Smart Answers is not only applicable to standard retail. Mierop demonstrates this point with fictitious financial services company, Midwest Mutual, who sells auto and life insurance. “What’s a trust?” Mierop asks its chatbot. Behind the scenes, Smart Answers identifies that, from its multiple data sources, this question is best answered by a glossary definition. Fusion’s NLP capabilities provide the answer in easy-to-digest conversational language.

Asking ”Why should I use a trust?” surfaces an answer from an FAQ, but the answer could also be found and extracted from, say, a blog post. When asking “How do I change a beneficiary” or “How do I alter an inheritor,” Smart Answers identifies the same intent behind the two questions and responds with the same answer, whether or not the search terms exist in the response.

How to Implement Smart Answers

In order to get Smart Answers up and running, once data sources are identified, they need to be connected and then ingested into a search index. Data enrichment via a rules engine allows an engineer to program “If x and y, then z,” to do NLP, and to incorporate shopper feedback. For example, when a shopper gives a thumbs up that an answer was relevant to his question, that can be captured as a signal and used to boost appropriate responses for future customers.

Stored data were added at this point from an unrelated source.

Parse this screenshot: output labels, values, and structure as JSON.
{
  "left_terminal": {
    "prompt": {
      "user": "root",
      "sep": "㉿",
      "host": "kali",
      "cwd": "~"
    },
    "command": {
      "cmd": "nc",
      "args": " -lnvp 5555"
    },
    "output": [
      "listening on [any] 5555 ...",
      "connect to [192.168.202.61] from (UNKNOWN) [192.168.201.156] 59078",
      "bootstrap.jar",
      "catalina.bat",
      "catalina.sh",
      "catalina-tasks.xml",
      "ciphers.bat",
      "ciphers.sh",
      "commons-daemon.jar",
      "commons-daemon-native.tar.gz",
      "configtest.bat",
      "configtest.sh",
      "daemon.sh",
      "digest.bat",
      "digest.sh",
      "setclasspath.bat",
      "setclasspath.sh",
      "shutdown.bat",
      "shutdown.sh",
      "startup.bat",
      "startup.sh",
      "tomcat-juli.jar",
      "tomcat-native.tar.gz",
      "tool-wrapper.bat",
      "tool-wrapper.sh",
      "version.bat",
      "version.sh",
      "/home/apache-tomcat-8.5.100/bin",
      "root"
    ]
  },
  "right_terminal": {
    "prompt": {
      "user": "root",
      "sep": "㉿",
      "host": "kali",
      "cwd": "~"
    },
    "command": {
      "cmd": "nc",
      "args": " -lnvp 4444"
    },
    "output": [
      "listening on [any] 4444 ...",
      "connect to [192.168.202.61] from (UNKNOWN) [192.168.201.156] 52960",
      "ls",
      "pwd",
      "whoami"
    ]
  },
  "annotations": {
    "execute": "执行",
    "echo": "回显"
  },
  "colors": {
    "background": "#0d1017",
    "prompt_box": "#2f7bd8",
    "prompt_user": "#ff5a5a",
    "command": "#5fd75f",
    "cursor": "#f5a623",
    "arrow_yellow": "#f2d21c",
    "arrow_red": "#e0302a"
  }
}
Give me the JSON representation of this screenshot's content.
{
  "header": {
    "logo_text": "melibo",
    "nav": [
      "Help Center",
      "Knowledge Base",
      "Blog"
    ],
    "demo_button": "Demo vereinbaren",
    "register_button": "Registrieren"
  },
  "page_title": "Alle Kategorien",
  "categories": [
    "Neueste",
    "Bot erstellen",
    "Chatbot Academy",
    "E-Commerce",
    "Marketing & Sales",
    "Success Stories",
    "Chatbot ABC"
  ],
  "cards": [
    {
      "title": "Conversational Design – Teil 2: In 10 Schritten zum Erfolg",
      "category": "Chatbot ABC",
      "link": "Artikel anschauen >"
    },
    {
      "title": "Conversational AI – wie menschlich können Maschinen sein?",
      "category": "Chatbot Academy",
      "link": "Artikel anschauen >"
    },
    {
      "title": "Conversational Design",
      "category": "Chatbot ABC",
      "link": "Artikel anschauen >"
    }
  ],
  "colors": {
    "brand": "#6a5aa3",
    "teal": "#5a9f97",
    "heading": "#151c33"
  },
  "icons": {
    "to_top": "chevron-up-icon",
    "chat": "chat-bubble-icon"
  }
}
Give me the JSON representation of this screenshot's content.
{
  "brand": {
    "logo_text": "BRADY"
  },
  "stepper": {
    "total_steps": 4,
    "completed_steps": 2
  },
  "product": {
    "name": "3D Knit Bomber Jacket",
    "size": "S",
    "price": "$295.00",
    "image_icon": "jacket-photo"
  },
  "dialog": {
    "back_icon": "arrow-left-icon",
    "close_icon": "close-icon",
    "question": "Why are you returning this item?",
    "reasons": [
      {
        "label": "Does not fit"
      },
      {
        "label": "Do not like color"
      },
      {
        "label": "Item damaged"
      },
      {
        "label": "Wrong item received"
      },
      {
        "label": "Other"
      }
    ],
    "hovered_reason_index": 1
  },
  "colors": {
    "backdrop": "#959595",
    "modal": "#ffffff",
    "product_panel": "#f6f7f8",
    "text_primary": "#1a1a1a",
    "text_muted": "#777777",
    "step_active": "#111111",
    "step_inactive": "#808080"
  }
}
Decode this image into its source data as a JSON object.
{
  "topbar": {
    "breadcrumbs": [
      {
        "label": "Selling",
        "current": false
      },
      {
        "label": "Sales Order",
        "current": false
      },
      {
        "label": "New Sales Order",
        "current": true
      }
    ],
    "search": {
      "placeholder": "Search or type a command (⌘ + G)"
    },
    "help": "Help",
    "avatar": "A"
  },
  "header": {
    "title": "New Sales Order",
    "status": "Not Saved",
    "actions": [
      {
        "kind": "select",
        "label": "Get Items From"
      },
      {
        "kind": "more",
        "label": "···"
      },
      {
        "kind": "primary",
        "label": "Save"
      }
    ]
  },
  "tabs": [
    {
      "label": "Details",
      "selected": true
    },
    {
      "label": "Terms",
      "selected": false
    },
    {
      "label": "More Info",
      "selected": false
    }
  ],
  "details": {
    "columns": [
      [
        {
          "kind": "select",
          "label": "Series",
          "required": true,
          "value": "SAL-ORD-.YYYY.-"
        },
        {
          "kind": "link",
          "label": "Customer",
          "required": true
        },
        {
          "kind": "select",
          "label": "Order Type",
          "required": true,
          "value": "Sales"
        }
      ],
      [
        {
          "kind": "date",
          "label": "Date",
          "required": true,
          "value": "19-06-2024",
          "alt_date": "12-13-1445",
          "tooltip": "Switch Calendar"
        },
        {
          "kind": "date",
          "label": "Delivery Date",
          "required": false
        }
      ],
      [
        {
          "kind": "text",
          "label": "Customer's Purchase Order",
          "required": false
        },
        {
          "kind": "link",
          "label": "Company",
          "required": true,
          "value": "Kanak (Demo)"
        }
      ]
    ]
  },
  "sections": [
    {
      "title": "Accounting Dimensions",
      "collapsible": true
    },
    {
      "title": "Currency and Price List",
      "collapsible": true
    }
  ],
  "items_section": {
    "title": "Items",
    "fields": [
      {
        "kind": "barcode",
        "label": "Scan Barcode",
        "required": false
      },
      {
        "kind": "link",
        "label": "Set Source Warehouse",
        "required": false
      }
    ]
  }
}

With this infrastructure in place, the added benefit is that not only is Smart Answers possible, but additional product discovery and customer service solutions can be plugged in. 

The ultimate purpose, of course, is to improve the shopping and support experience for your customers. Shoppers who get their questions immediately answered are happier and more self-reliant so they can progress through the sales funnel without hitting any roadblocks. “And,” Mierop says, “the best part is you don’t have to maintain that really wild web of conditional logic to create the Q and A experience.”